You might remember that a few weeks ago I wrote a blog post about what I learned at a panel discussion I attended, organized by the This Is Who I Am Project. The project aims to raise awareness of the experiences of people in the LBGTQ community related to mental health and mental illness. I was able to get in touch with the organizer and send her some questions. I was very happy with her responses and am delighted to share them with you. They are eye-opening!
1) Why did you start the “This Is Who I Am Project?” What do you hope to achieve?
I started this project from a Self-Expression and Leadership program through Landmark Education. I remember my coach saying to me “You are an impact to people and you are a huge impact to community.” From that I took on creating something that was close to my heart and that I was passionate about – a project for the LGBTQ community and creating awareness surrounding mental health and wellness. I struggled with depression and for the longest time I was so afraid of people finding out. I know that within the LGBTQ community, there are so many people affected by mental health issues like depression and anxiety. Whether it be the “coming out process”, gender identity, relationships, bullying, family situations, work and school inclusion, mental health issues are widespread and are at a dangerous level that affects LGBTQ people emotionally and physically. The problem is nobody wants to talk about it – they are ashamed to admit it or they may feel weak. By suppressing themselves and not reaching out for help, they resort to much more dangerous ways to cope like substance abuse.
I hope to make a change in our community and really cause a shift in thinking; I want to let people know that that is no harm and no shame in talking about mental health issues because we all go through it. I want to inspire people to start talking about it so we can all support each other.
2) Why are people in the LGBTQ community at higher risk of mental health issues?
As a marginalized group LGBTQ people still experience discrimination and stigma. This discrimination can have a negative effect throughout life. Through the “coming out process”, many LGBTQ people sometimes suppress who they really are, hide their orientation and change their behaviour or appearance for fear of homophobia, bullying or violence. When you tack on unsupportive family situations, culture or religion, this has a severe negative impact on mental health.
3) What have been your own experiences been with mental health issues?
I struggled with depression on and off throughout my life, from my parents’ divorce when I was a teenager, to my own coming out process, my relationship woes and the constant need to be a high achiever. It presented itself in all sorts of different manners. For a time, I didn’t realize I was suffering from depression. I just thought that I had a short temper, was feeling sad and unmotivated. I was feeling a lot of guilt, and shame, questioning my self-worth, never feeling good enough and that was enough to put me into a tailspin of negative thoughts upon negative thoughts. At my lowest point, no amount of positive reinforcement was enough to make me believe that the negative thoughts in my mind were not real. Thinking about the future and the unknown terrified me. With professional help and relying on my friends and family, I developed a support system to reach out for help. That was the only way I was able to get through it. My friends and family are my world.
4) Why is it important that people share their stories with mental health publicly?
It is important that people share their stories so they can get the proper help they need. Mental health is a silent illness that affects so many of us emotionally and physically in a very negative way. Substance abuse, homelessness and suicide are on the rise. People are ashamed to talk about what’s really going on in their lives. I want people to know that they don’t have to do this alone; there is support and there is help. I want to inspire people to start the conversation about mental health, reach out to people around them and ask if they are okay – they may save a life.
5) What do you think you can do improve your mental health or how can people do this in a similar situation? (whether this is a societal change, a personal change, an act of self-care, etc.) How can people achieve wellness
- For myself, I know that having a strong support system helped me tremendously to improve mental health. I had a buddy system where I could reach out to selected friends at all times day or night when I’m not feeling so good. They knew instantly how to respond when I called or sent them a text.
- Seeking professional help and counselling and getting the proper diagnoses so you know how to treat your mental health goes a long way.
- Sharing with people who have experienced similar situations allow people to support each other.
- Do research and seek out resources. There are resources out there that provide all sorts of help.

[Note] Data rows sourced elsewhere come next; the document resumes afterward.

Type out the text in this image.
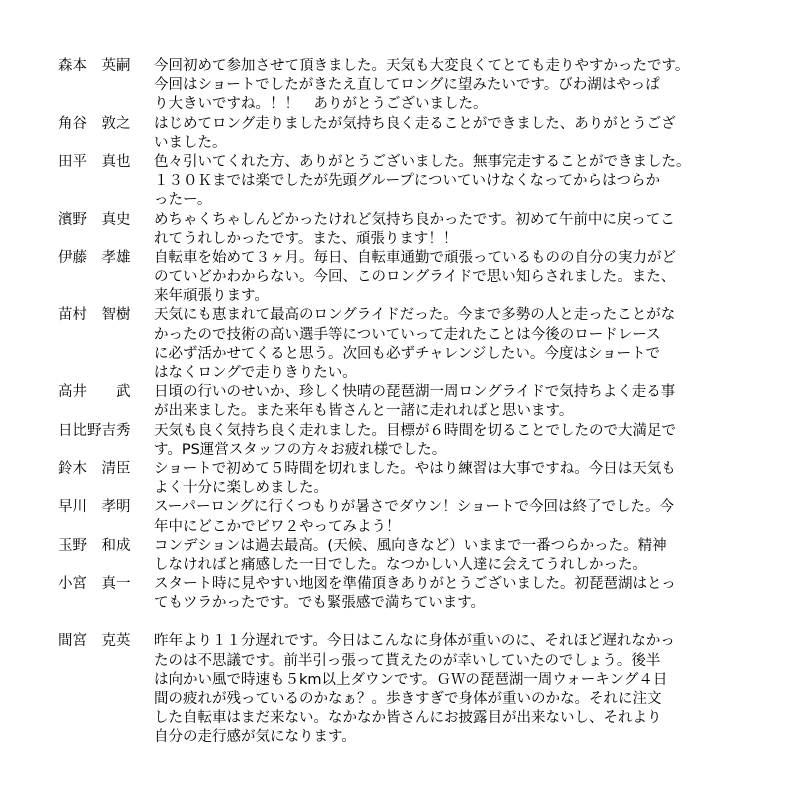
森本　英嗣	今回初めて参加させて頂きました。天気も大変良くてとても走りやすかったです。
今回はショートでしたがきたえ直してロングに望みたいです。びわ湖はやっぱ
り大きいですね。！！　ありがとうございました。
角谷　敦之	はじめてロング走りましたが気持ち良く走ることができました、ありがとうござ
いました。
田平　真也	色々引いてくれた方、ありがとうございました。無事完走することができました。
１３０Ｋまでは楽でしたが先頭グループについていけなくなってからはつらか
ったー。
濱野　真史	めちゃくちゃしんどかったけれど気持ち良かったです。初めて午前中に戻ってこ
れてうれしかったです。また、頑張ります！！
伊藤　孝雄	自転車を始めて３ヶ月。毎日、自転車通勤で頑張っているものの自分の実力がど
のていどかわからない。今回、このロングライドで思い知らされました。また、
来年頑張ります。
苗村　智樹	天気にも恵まれて最高のロングライドだった。今まで多勢の人と走ったことがな
かったので技術の高い選手等についていって走れたことは今後のロードレース
に必ず活かせてくると思う。次回も必ずチャレンジしたい。今度はショートで
はなくロングで走りきりたい。
高井　　武	日頃の行いのせいか、珍しく快晴の琵琶湖一周ロングライドで気持ちよく走る事
が出来ました。また来年も皆さんと一諸に走れればと思います。
日比野吉秀	天気も良く気持ち良く走れました。目標が６時間を切ることでしたので大満足で
す。PS運営スタッフの方々お疲れ様でした。
鈴木　清臣	ショートで初めて５時間を切れました。やはり練習は大事ですね。今日は天気も
よく十分に楽しめました。
早川　孝明	スーパーロングに行くつもりが暑さでダウン！ショートで今回は終了でした。今
年中にどこかでビワ２やってみよう！
玉野　和成	コンデションは過去最高。(天候、風向きなど）いままで一番つらかった。精神
しなければと痛感した一日でした。なつかしい人達に会えてうれしかった。
小宮　真一	スタート時に見やすい地図を準備頂きありがとうございました。初琵琶湖はとっ
てもツラかったです。でも緊張感で満ちています。
間宮　克英	昨年より１１分遅れです。今日はこんなに身体が重いのに、それほど遅れなかっ
たのは不思議です。前半引っ張って貰えたのが幸いしていたのでしょう。後半
は向かい風で時速も５km以上ダウンです。ＧＷの琵琶湖一周ウォーキング４日
間の疲れが残っているのかなぁ？。歩きすぎで身体が重いのかな。それに注文
した自転車はまだ来ない。なかなか皆さんにお披露目が出来ないし、それより
自分の走行感が気になります。
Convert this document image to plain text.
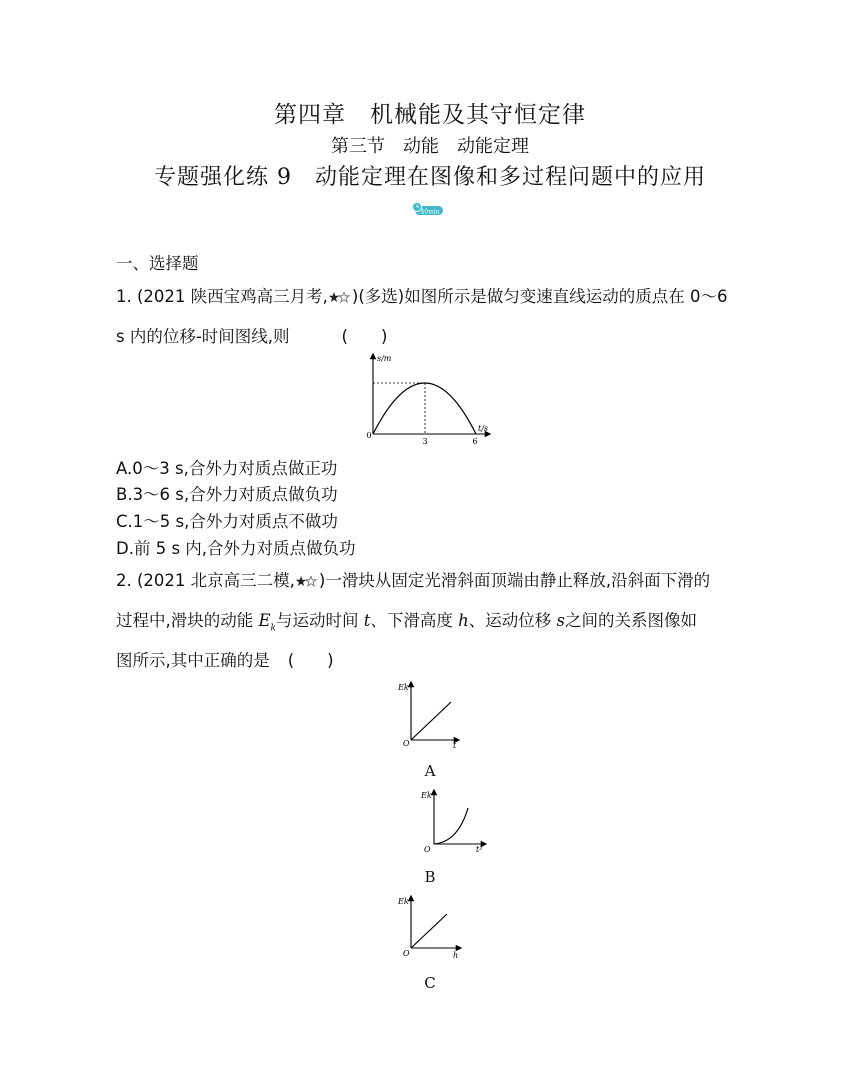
第四章　机械能及其守恒定律
第三节　动能　动能定理
专题强化练 9　动能定理在图像和多过程问题中的应用
40min
一、选择题
1. (2021 陕西宝鸡高三月考, )(多选)如图所示是做匀变速直线运动的质点在 0～6
s 内的位移-时间图线,则	(　　)
s/m
t/s
0
3	6
A.0～3 s,合外力对质点做正功
B.3～6 s,合外力对质点做负功
C.1～5 s,合外力对质点不做功
D.前 5 s 内,合外力对质点做负功
2. (2021 北京高三二模, )一滑块从固定光滑斜面顶端由静止释放,沿斜面下滑的
过程中,滑块的动能 $E_k$与运动时间 t、下滑高度 h、运动位移 s之间的关系图像如
图所示,其中正确的是 (　　)
Ek
t
O
A
Ek
t²
O
B
Ek
h
O
C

For resources, take a look at this attached list of resources: lgbtq-youth-resources.
- Take time out for yourself and have some compassion for yourself. Give yourself a break and don’t be so hard on yourself. Do things you truly enjoy that make you feel good.
6) Why did you call the project “This Is Who I Am” project?
I want to take a stand for courage, love and acceptance. I want to lend my voice for those who are scared, for those who are suffering and for those who cannot self-express. I am proud and want to take a stand for who I am as a person, who I am in terms of my sexual orientation, who I am is a person that has dealt with mental health issues, have suffered and may continue to struggle with mental health. To say it’s okay to talk about it. It’s okay that we are not okay sometimes. To represent all that I am and all that I’m not. Be proud because This Is Who I Am.